O receio dos Marubo diante da omissão do governo às invasões e desmatamento teve o agravante do surgimento da pandemia de Covid-19.

“Estamos enfrentando muitas dificuldades sem apoio do governo. A gente tá fazendo a nossa parte. É muita tristeza. Não podemos esperar porque podemos perder essa população.
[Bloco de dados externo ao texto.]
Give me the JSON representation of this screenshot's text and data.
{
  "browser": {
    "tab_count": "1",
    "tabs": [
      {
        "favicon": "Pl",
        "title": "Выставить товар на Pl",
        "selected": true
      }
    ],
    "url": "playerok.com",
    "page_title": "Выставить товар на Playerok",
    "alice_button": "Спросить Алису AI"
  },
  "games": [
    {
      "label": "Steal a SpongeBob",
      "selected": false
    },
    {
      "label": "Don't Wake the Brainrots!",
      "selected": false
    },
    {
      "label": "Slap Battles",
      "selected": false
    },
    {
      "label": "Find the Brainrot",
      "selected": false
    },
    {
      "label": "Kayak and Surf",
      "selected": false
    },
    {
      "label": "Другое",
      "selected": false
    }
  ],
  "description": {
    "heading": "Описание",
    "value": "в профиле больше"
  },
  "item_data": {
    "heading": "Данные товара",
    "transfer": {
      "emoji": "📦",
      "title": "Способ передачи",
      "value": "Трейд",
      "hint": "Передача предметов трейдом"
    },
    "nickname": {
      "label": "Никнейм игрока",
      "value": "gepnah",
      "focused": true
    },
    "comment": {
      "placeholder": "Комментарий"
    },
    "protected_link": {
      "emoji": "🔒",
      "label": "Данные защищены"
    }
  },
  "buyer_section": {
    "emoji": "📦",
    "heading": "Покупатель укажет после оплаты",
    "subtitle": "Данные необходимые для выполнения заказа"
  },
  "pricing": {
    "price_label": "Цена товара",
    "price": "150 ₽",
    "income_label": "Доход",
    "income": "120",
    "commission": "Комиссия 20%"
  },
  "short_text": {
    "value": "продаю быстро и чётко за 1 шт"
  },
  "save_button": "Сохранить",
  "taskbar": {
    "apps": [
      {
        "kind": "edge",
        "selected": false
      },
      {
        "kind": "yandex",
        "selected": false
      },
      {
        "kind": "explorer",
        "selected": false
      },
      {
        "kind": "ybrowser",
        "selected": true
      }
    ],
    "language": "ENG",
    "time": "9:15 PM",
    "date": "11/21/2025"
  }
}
Os fazendeiros estão invadindo os nossos territórios e os indígenas isolados não têm como se proteger e pode ter até contágio por Coronavírus”, conta Alfredo, que também é subsecretário de Assuntos Indígenas do município de Atalaia do Norte.

Em um paralelo histórico, os povos do Vale do Javari, são, hoje, o que um dia os Pataxó foram há 522 anos para os colonizadores: povos isolados, como explica o cacique Syratan Pataxó.

“Nós, Pataxó, somos os primeiros povos originários ‘isolados’ dessa região, tanto que vivemos em 46 aldeias, nas duas cidades históricas de Porto Seguro e Santa Cruz de Cabrália, mas apenas cinco são demarcadas”.

O cacique Syratan Pataxó prefere usar o termo ‘povo livre’ no lugar de ‘isolado’. Ele avalia que tempo de convivência com invasores não representou avanços (Yusseff Abrahim/Cenarium)

Depois de cinco séculos e duas décadas de contato, Syratan, que prefere usar o termo ‘povo livre’ no lugar de ‘isolado’, avalia que tempo não representa avanços. “Ainda vivemos neste cenário de muita injustiça no nosso território desde as invasões dos colonizadores. Chegaram para acabar com a liberdade do nosso povo, assim como querem fazer com os parentes que vivem na Amazônia”.

Syratan, que também é presidente do conselho de caciques Pataxó, explicou que os principais problemas da falta de demarcação para os três mil indígenas do seu povo é a impossibilidade da chegada de projetos de melhoria para o dia a dia.

“Tem aldeias com três mil indígenas que não têm nem o mínimo. Os projetos de desenvolvimento para a área são embargados justo pela falta de demarcação, não deixam chegar água e saúde, por exemplo. É nosso maior desafio e nosso maior trabalho”.

Garimpo sem freio

Em uma denúncia que correu o mundo há duas semanas, os 615 indígenas da comunidade Homoxi, do povo Yanomami, tiveram impedido o acesso à unidade de saúde pela invasão de garimpeiros, que construíram uma pista de pouso com uma base para operações.

“Já denunciamos, em nível nacional e internacional, o STF já deu prazo para a Sesai (Secretaria da Saúde Indígena) se planejar, mas até agora nada. Somos 29,6 mil Yanomami, temos um número grande de casos de malária, enquanto nossa Terra Indígena está sendo invadida pelos garimpeiros. Nossos parentes estão com pneumonia, todo dia uma criança Yanomami morre. As mães, junto com a floresta, chora por falta de atendimento e socorro, protestou o líder Yanomami e presidente do Conselho de Saúde Indígena Yanomami e Ye’kwana (Condisi-YY), Júnio Hekukari.

Ele informou que, atualmente, cerca de 25 mil garimpeiros estão nas terras Yanomami. Eles ainda aguardam providências da Polícia Federal. “O povo indígena está pedindo socorro”, disse.

Atenção constante

Quatro Terras Indígenas vivem em suspense constante pela renovação, sendo a mais recente a Piripipi, que a Funai tem conhecimento da existência, há mais de 10 anos, e ainda assim continua com portaria de restrição de uso de apenas seis meses, onde o desmatamento segue avançando”.

Dos outros três povos isolados que vivem sob o suspense da renovação das portarias de restrição, os Piripicura, do Mato Grosso, e os Ituna-Itatá, no Pará, foram renovadas. Não houve, ainda, renovação para Jacareúba, no Amazonas.